Racial Discrimination Today

“We have not ended racial caste in America; we have merely redesigned it,” Michelle Alexander writes in her book The New Jim Crow. Alexander focuses on our nation’s criminal justice system, its shortfalls, and how racial disparities exist within a system that is supposed to be colorblind. Early on in the book she writes about discrimination against criminals and compares todays discrimination against criminals to historical discrimination against black people. She writes,

“In the era of colorblindness, it is no longer socially permissible to use race, explicitly, as a justification for discrimination, exclusion, and social contempt. So we don’t. Rather than rely on race, we use our criminal justice system to label people of color “criminals” and then engage in all the practices e supposedly left behind. Today it is perfectly legal to discriminate against criminals in nearly all the ways that it was once legal to discriminate against African Americans.”

Alexander’s quote shows the challenges we face today in a time with less explicit racism and fewer individually racist people.
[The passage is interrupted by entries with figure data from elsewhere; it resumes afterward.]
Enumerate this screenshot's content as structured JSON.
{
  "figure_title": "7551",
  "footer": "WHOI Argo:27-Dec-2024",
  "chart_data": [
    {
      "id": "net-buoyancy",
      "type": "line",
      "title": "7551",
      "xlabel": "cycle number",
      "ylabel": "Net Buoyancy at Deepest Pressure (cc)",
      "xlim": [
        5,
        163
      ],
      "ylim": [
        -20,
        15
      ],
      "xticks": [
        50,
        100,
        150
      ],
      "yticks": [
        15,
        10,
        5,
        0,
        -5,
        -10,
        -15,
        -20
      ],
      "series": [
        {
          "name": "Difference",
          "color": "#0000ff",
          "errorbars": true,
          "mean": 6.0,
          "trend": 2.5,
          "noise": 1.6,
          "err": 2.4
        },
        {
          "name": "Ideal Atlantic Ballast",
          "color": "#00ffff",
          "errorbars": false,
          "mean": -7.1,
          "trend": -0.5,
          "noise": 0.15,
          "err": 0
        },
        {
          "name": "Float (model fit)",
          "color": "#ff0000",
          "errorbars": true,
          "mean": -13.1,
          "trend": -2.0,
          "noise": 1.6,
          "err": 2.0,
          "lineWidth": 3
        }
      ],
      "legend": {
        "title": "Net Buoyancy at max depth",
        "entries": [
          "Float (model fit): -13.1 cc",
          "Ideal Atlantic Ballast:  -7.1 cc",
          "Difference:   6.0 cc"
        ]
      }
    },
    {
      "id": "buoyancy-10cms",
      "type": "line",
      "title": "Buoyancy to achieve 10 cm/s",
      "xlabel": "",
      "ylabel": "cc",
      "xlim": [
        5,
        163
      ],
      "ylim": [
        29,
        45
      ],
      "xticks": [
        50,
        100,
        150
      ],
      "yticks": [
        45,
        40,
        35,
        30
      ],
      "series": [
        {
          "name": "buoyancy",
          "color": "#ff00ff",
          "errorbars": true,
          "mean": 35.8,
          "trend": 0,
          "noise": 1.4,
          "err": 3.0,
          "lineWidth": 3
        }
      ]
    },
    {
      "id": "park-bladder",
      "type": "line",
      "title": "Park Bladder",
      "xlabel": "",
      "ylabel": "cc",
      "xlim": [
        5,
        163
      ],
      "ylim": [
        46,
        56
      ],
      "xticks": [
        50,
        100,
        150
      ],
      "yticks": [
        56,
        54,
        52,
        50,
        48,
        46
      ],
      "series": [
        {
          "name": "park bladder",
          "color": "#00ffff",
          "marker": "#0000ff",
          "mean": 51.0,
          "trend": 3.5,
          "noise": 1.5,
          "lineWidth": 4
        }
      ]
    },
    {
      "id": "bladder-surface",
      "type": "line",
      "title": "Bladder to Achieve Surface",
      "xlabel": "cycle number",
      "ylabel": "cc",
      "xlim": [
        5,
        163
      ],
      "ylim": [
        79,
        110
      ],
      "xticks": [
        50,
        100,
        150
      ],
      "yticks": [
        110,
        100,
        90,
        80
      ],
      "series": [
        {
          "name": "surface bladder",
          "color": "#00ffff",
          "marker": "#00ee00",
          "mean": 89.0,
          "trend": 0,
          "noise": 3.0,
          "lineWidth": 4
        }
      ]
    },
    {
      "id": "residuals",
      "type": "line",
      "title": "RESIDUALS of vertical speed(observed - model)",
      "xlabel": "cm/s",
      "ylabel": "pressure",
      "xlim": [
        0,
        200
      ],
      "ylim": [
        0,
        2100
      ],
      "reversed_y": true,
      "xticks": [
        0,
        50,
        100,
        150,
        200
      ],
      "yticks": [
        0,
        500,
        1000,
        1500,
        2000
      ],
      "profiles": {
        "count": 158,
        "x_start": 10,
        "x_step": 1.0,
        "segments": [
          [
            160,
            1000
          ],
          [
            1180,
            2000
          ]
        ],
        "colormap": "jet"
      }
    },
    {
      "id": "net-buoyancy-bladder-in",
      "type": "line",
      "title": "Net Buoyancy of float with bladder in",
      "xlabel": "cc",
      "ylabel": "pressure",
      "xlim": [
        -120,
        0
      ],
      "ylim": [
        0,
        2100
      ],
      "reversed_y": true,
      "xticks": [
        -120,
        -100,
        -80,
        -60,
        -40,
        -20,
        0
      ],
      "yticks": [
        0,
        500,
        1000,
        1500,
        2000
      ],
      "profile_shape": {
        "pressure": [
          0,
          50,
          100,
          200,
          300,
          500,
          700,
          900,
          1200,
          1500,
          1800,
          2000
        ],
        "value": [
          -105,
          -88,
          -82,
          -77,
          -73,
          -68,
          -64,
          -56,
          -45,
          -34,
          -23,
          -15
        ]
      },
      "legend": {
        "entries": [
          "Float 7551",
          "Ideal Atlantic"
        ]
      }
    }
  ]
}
People themselves may make racist jokes in the company of friends, but outward displays of racism are rare. This gives us all the sense that racism is no longer a major factor in our lives and it allows us to feel that we have overcome a great challenge in treating people more equally in this country. What we miss when we focus only on explicit racism and individual level actions are the factors that comprise larger parts of our institutions and norms.
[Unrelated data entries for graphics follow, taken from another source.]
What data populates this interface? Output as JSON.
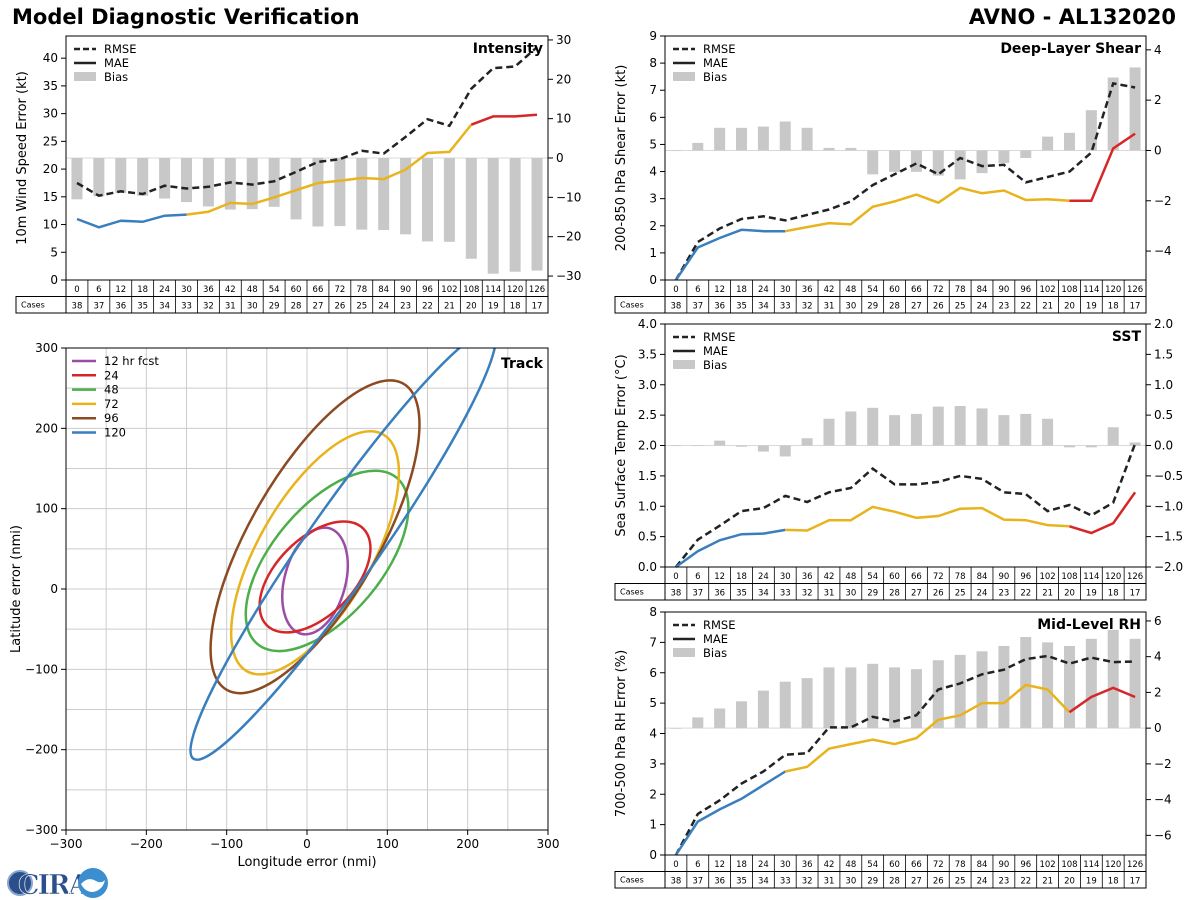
{
  "header": {
    "title": "Model Diagnostic Verification",
    "storm": "AVNO - AL132020"
  },
  "cases_label": "Cases",
  "hours": [
    0,
    6,
    12,
    18,
    24,
    30,
    36,
    42,
    48,
    54,
    60,
    66,
    72,
    78,
    84,
    90,
    96,
    102,
    108,
    114,
    120,
    126
  ],
  "cases": [
    38,
    37,
    36,
    35,
    34,
    33,
    32,
    31,
    30,
    29,
    28,
    27,
    26,
    25,
    24,
    23,
    22,
    21,
    20,
    19,
    18,
    17
  ],
  "legend_labels": {
    "rmse": "RMSE",
    "mae": "MAE",
    "bias": "Bias"
  },
  "colors": {
    "early": "#3a7fbd",
    "mid": "#e8b31d",
    "late": "#d62728",
    "rmse": "#222222",
    "bias": "#c8c8c8",
    "grid": "#cccccc"
  },
  "logo_text": "CIRA",
  "chart_data": [
    {
      "id": "intensity",
      "type": "line",
      "panel_title": "Intensity",
      "ylabel": "10m Wind Speed Error (kt)",
      "ylim": [
        0,
        44
      ],
      "yticks": [
        0,
        5,
        10,
        15,
        20,
        25,
        30,
        35,
        40
      ],
      "y2lim": [
        -31,
        31
      ],
      "y2ticks": [
        -30,
        -20,
        -10,
        0,
        10,
        20,
        30
      ],
      "rmse": [
        17.5,
        15.2,
        16,
        15.5,
        17,
        16.5,
        16.8,
        17.6,
        17.2,
        17.8,
        19.5,
        21.3,
        21.8,
        23.3,
        22.8,
        25.8,
        29,
        27.8,
        34.5,
        38.2,
        38.5,
        42
      ],
      "mae": [
        11,
        9.5,
        10.7,
        10.5,
        11.6,
        11.8,
        12.3,
        13.9,
        13.7,
        14.9,
        16.2,
        17.5,
        17.9,
        18.4,
        18.2,
        19.9,
        22.9,
        23.1,
        28,
        29.5,
        29.5,
        29.8
      ],
      "bias": [
        -10.5,
        -9.7,
        -8.9,
        -9.6,
        -10.3,
        -11.2,
        -12.3,
        -13.1,
        -13,
        -12.4,
        -15.6,
        -17.4,
        -17.3,
        -18.2,
        -18.3,
        -19.4,
        -21.2,
        -21.3,
        -25.6,
        -29.4,
        -28.9,
        -28.6
      ]
    },
    {
      "id": "shear",
      "type": "line",
      "panel_title": "Deep-Layer Shear",
      "ylabel": "200-850 hPa Shear Error (kt)",
      "ylim": [
        0,
        9
      ],
      "yticks": [
        0,
        1,
        2,
        3,
        4,
        5,
        6,
        7,
        8,
        9
      ],
      "y2lim": [
        -5.15,
        4.55
      ],
      "y2ticks": [
        -4,
        -2,
        0,
        2,
        4
      ],
      "rmse": [
        0,
        1.4,
        1.9,
        2.25,
        2.35,
        2.2,
        2.4,
        2.6,
        2.9,
        3.5,
        3.9,
        4.3,
        3.9,
        4.5,
        4.2,
        4.25,
        3.6,
        3.8,
        4,
        4.7,
        7.25,
        7.1
      ],
      "mae": [
        0,
        1.2,
        1.55,
        1.85,
        1.8,
        1.8,
        1.95,
        2.1,
        2.05,
        2.7,
        2.9,
        3.15,
        2.85,
        3.4,
        3.2,
        3.3,
        2.95,
        2.98,
        2.92,
        2.92,
        4.85,
        5.4
      ],
      "bias": [
        0,
        0.3,
        0.9,
        0.9,
        0.95,
        1.15,
        0.9,
        0.1,
        0.1,
        -0.95,
        -0.85,
        -0.85,
        -1,
        -1.15,
        -0.9,
        -0.5,
        -0.3,
        0.55,
        0.7,
        1.6,
        2.9,
        3.3
      ]
    },
    {
      "id": "sst",
      "type": "line",
      "panel_title": "SST",
      "ylabel": "Sea Surface Temp Error (°C)",
      "ylim": [
        0,
        4
      ],
      "yticks": [
        0,
        0.5,
        1,
        1.5,
        2,
        2.5,
        3,
        3.5,
        4
      ],
      "ytick_labels": [
        "0.0",
        "0.5",
        "1.0",
        "1.5",
        "2.0",
        "2.5",
        "3.0",
        "3.5",
        "4.0"
      ],
      "y2lim": [
        -2,
        2
      ],
      "y2ticks": [
        -2,
        -1.5,
        -1,
        -0.5,
        0,
        0.5,
        1,
        1.5,
        2
      ],
      "y2tick_labels": [
        "−2.0",
        "−1.5",
        "−1.0",
        "−0.5",
        "0.0",
        "0.5",
        "1.0",
        "1.5",
        "2.0"
      ],
      "rmse": [
        0,
        0.45,
        0.68,
        0.92,
        0.97,
        1.17,
        1.07,
        1.23,
        1.3,
        1.62,
        1.36,
        1.36,
        1.4,
        1.5,
        1.45,
        1.23,
        1.2,
        0.92,
        1.02,
        0.85,
        1.06,
        2.03
      ],
      "mae": [
        0,
        0.26,
        0.44,
        0.54,
        0.55,
        0.61,
        0.6,
        0.77,
        0.77,
        0.99,
        0.91,
        0.81,
        0.84,
        0.96,
        0.97,
        0.78,
        0.77,
        0.69,
        0.67,
        0.56,
        0.72,
        1.23
      ],
      "bias": [
        0,
        0,
        0.08,
        -0.02,
        -0.1,
        -0.18,
        0.12,
        0.44,
        0.56,
        0.62,
        0.5,
        0.52,
        0.64,
        0.65,
        0.61,
        0.5,
        0.52,
        0.44,
        -0.03,
        -0.03,
        0.3,
        0.05
      ]
    },
    {
      "id": "rh",
      "type": "line",
      "panel_title": "Mid-Level RH",
      "ylabel": "700-500 hPa RH Error (%)",
      "ylim": [
        0,
        8
      ],
      "yticks": [
        0,
        1,
        2,
        3,
        4,
        5,
        6,
        7,
        8
      ],
      "y2lim": [
        -7.1,
        6.5
      ],
      "y2ticks": [
        -6,
        -4,
        -2,
        0,
        2,
        4,
        6
      ],
      "rmse": [
        0,
        1.35,
        1.8,
        2.35,
        2.75,
        3.3,
        3.35,
        4.2,
        4.2,
        4.55,
        4.4,
        4.6,
        5.45,
        5.65,
        5.95,
        6.1,
        6.45,
        6.55,
        6.3,
        6.5,
        6.35,
        6.37
      ],
      "mae": [
        0,
        1.1,
        1.5,
        1.85,
        2.3,
        2.75,
        2.9,
        3.5,
        3.65,
        3.8,
        3.65,
        3.85,
        4.45,
        4.6,
        5,
        5,
        5.6,
        5.45,
        4.7,
        5.2,
        5.5,
        5.2
      ],
      "bias": [
        0,
        0.6,
        1.1,
        1.5,
        2.1,
        2.6,
        2.8,
        3.4,
        3.4,
        3.6,
        3.4,
        3.3,
        3.8,
        4.1,
        4.3,
        4.6,
        5.1,
        4.8,
        4.6,
        5,
        5.5,
        5
      ]
    },
    {
      "id": "track",
      "type": "scatter",
      "panel_title": "Track",
      "xlabel": "Longitude error (nmi)",
      "ylabel": "Latitude error (nmi)",
      "xlim": [
        -300,
        300
      ],
      "ylim": [
        -300,
        300
      ],
      "ticks": [
        -300,
        -200,
        -100,
        0,
        100,
        200,
        300
      ],
      "tick_labels": [
        "−300",
        "−200",
        "−100",
        "0",
        "100",
        "200",
        "300"
      ],
      "grid_step": 50,
      "ellipses": [
        {
          "label": "12 hr fcst",
          "color": "#9b4da6",
          "cx": 10,
          "cy": 10,
          "a": 68,
          "b": 38,
          "angle_deg": 75
        },
        {
          "label": "24",
          "color": "#d62728",
          "cx": 10,
          "cy": 15,
          "a": 85,
          "b": 48,
          "angle_deg": 45
        },
        {
          "label": "48",
          "color": "#4daf4a",
          "cx": 25,
          "cy": 35,
          "a": 135,
          "b": 68,
          "angle_deg": 50
        },
        {
          "label": "72",
          "color": "#e8b31d",
          "cx": 10,
          "cy": 45,
          "a": 170,
          "b": 70,
          "angle_deg": 60
        },
        {
          "label": "96",
          "color": "#8b4a22",
          "cx": 10,
          "cy": 65,
          "a": 220,
          "b": 80,
          "angle_deg": 60
        },
        {
          "label": "120",
          "color": "#3a7fbd",
          "cx": 45,
          "cy": 55,
          "a": 325,
          "b": 45,
          "angle_deg": 55
        }
      ]
    }
  ]
}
Our criminal justice system disproportionally impacts the lives of hispanic and black people. We arrest minorities at a far greater level than we arrest white people, even though levels of drug use and crime are similar among white, black, and latino people. The result of disproportionate arresting is that white people are allowed to move beyond their mistakes and crimes and can build wealth, while people of color are haunted by their crimes and face discrimination in areas like employment, housing, and financial investing. Pretending that the system is equal because we don’t outwardly express racism hides the fact that our system is entrenched in racism and hides the structural and institutional ways in which racism has shaped our society and created disparate outcomes for people based on race. Because these issues go beyond individuals, we must work to change entire systems and policies to move beyond the current outputs of the system. Changing who we arrest is one step, but we must also shift housing and development policies, and changing housing and development requires that we take a new look at those we label as criminals. Ultimately, it requires that we look at those around us as human beings first, and look at criminal history in a new light. Moving to a point where outward displays of racism are not acceptable is good start, but we need to move forward to a point where we acknowledge the disparate impacts our society has accepted.